Saturday, September 29, 2012

Things I did as a kid...


Back in the late 60s and 70s we didn’t have mobile phones or computer games, our politicians were toffy old upper class English men who sailed yachts (oh hang on that is today as well) and our pop charts were dominated with men in their 40s singing about Love and Marriage or stabbing women to death who happened to laugh at you and had the unfortunate name Delilah. It was different times.

 

We had yet to see children’s TV show that didn’t have really old people in upper class English voices stroking shiny dogs or they were riding about on ponies, both completely alien to an inner city Glasgow kid. Our accent wasn’t on the telly (much the same way as today am afraid) the comedians back then were all mainly English men in suits and short hair like bank clerks telling jokes about women and how things annoyed them, not many female comics were on, they mostly sang songs (much the same as today actually).

 

The main difference was as Glasgow kids we were inherently attracted to danger. Well I was, I liked nothing more than to hang off the back of a milk lorry from the milk bottle factory in my street.

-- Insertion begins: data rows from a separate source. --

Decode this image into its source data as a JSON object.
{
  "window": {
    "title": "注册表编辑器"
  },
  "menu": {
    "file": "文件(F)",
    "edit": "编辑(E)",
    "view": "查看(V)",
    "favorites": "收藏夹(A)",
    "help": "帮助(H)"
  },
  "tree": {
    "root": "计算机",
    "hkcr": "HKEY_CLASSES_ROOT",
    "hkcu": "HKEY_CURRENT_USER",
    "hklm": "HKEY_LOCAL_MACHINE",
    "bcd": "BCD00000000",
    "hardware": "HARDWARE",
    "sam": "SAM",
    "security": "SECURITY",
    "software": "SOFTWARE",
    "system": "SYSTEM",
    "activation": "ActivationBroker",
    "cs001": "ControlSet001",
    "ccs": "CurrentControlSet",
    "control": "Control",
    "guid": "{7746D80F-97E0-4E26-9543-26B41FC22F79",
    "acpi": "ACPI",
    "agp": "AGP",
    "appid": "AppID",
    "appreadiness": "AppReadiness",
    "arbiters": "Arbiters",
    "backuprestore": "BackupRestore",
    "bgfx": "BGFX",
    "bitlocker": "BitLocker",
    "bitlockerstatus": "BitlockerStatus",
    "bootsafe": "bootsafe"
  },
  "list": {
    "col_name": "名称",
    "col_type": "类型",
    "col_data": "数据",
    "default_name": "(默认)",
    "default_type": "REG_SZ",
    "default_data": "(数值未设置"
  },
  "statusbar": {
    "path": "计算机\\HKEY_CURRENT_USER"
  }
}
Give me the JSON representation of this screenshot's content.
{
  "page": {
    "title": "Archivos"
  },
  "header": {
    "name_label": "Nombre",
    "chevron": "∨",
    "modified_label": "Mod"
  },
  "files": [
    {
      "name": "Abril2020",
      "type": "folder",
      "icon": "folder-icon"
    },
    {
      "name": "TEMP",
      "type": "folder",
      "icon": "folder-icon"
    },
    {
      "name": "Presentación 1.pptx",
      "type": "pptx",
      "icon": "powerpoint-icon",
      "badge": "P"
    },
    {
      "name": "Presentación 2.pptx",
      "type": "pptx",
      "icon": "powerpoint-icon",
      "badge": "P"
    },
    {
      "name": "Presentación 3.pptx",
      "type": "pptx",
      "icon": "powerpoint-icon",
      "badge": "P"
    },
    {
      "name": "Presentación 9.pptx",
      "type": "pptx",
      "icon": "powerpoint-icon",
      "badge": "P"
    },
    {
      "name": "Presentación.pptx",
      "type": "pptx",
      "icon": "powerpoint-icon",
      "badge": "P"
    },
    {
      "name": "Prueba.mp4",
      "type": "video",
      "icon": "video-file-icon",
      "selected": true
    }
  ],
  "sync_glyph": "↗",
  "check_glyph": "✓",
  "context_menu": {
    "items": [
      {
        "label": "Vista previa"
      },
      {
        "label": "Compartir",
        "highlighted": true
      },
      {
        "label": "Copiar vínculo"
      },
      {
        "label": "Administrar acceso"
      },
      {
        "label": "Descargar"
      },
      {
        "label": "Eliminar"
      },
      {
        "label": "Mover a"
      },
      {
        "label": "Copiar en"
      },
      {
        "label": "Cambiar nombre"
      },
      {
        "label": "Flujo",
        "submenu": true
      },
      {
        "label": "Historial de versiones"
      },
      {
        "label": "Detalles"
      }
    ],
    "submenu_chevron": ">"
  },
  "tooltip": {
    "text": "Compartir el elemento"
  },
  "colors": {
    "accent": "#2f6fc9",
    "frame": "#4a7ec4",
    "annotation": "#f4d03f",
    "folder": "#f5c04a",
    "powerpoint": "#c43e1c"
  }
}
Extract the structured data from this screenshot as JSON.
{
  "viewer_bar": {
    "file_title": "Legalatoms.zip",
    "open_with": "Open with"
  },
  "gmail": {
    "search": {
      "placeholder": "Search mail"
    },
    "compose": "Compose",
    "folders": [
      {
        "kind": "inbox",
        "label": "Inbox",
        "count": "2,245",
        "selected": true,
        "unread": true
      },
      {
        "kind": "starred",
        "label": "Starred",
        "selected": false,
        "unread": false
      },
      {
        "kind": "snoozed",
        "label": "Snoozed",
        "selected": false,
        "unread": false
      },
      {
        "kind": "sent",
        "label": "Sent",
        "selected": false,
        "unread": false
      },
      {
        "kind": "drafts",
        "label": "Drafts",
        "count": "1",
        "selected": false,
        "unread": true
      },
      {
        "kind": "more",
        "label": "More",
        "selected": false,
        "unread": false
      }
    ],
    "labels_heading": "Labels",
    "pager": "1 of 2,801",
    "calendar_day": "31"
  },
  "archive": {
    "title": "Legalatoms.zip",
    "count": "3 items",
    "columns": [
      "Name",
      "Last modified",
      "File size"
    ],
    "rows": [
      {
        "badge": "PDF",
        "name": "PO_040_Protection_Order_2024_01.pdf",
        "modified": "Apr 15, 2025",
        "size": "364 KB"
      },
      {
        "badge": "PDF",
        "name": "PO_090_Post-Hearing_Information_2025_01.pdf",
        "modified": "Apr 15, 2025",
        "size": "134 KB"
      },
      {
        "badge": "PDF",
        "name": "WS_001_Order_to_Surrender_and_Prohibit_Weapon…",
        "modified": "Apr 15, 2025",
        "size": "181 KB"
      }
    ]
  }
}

Those long low flat back growling old trucks were just begging for kids to jump and hang onto for a free ride down to the main road, where we hopped off before they turned.

 

Sometimes they would stall or bump and we would fall off and get a ‘wee injury’ nothing that some licking and rubbing with dirty mouths and filthy sleeves couldn’t fix.

 

We had a swathe of empty derelict tenements on my street and we used to go in there and strip out the cables and sell them to the local scrap metal for money. It was a dangerous practice as the derelict houses were crumbling and the floors often gave way. One day I went in with my pals up to the third landing, they always stood on the perimeter of a room (safest bit) and edge along the walls till we got to the side of the fireplace were the wiring was exposed. I pulled fiercely on a thick wire, got a violent electric shock, was thrown into the middle of the floor which promptly gave way and I fell into the house below. It was like a Laurel and Hardy sketch from Hollywood. I lay in the cloud of dust and realised I was in old Mr Barclay’s flat, stood up, laughed and shouted up “Old Mr Barclay has left some shoes in his house” and all my pals came down to join me. I don’t recall suffering an injury or catching a disease from the rancid rat piss or bugs that lived on the floor of the empty 1860’s building. I was a Glasgow kid and survived another day.

 

We stroked strange angry dogs, trapped violent wasps in jars, flattened penny’s under fast trains, swam in a rat infested chemical waste streams, swung across dangerous open gully’s on rope swings, set fire to abandoned cars, crept into drunken men’s houses to collect valuable empty bottles to exchange for cash, slid down sharp snowy hills on tea trays, and avoided the creepy parky’s who had a dirty bothy and a penchant for showing his cock in swing parks. We survived.

 

I don’t have asthma, never had a back pain, don’t have skin allergies, am not lactose intolerant, rarely get a flu and I think it’s all down to drinking in the dirty burn near my house.

 

We and I include me in this have raised our kids in an atmosphere of fear and cleanliness, they will never know the delight of hanging off the back of a fast moving lorry.....and maybe thats for the best!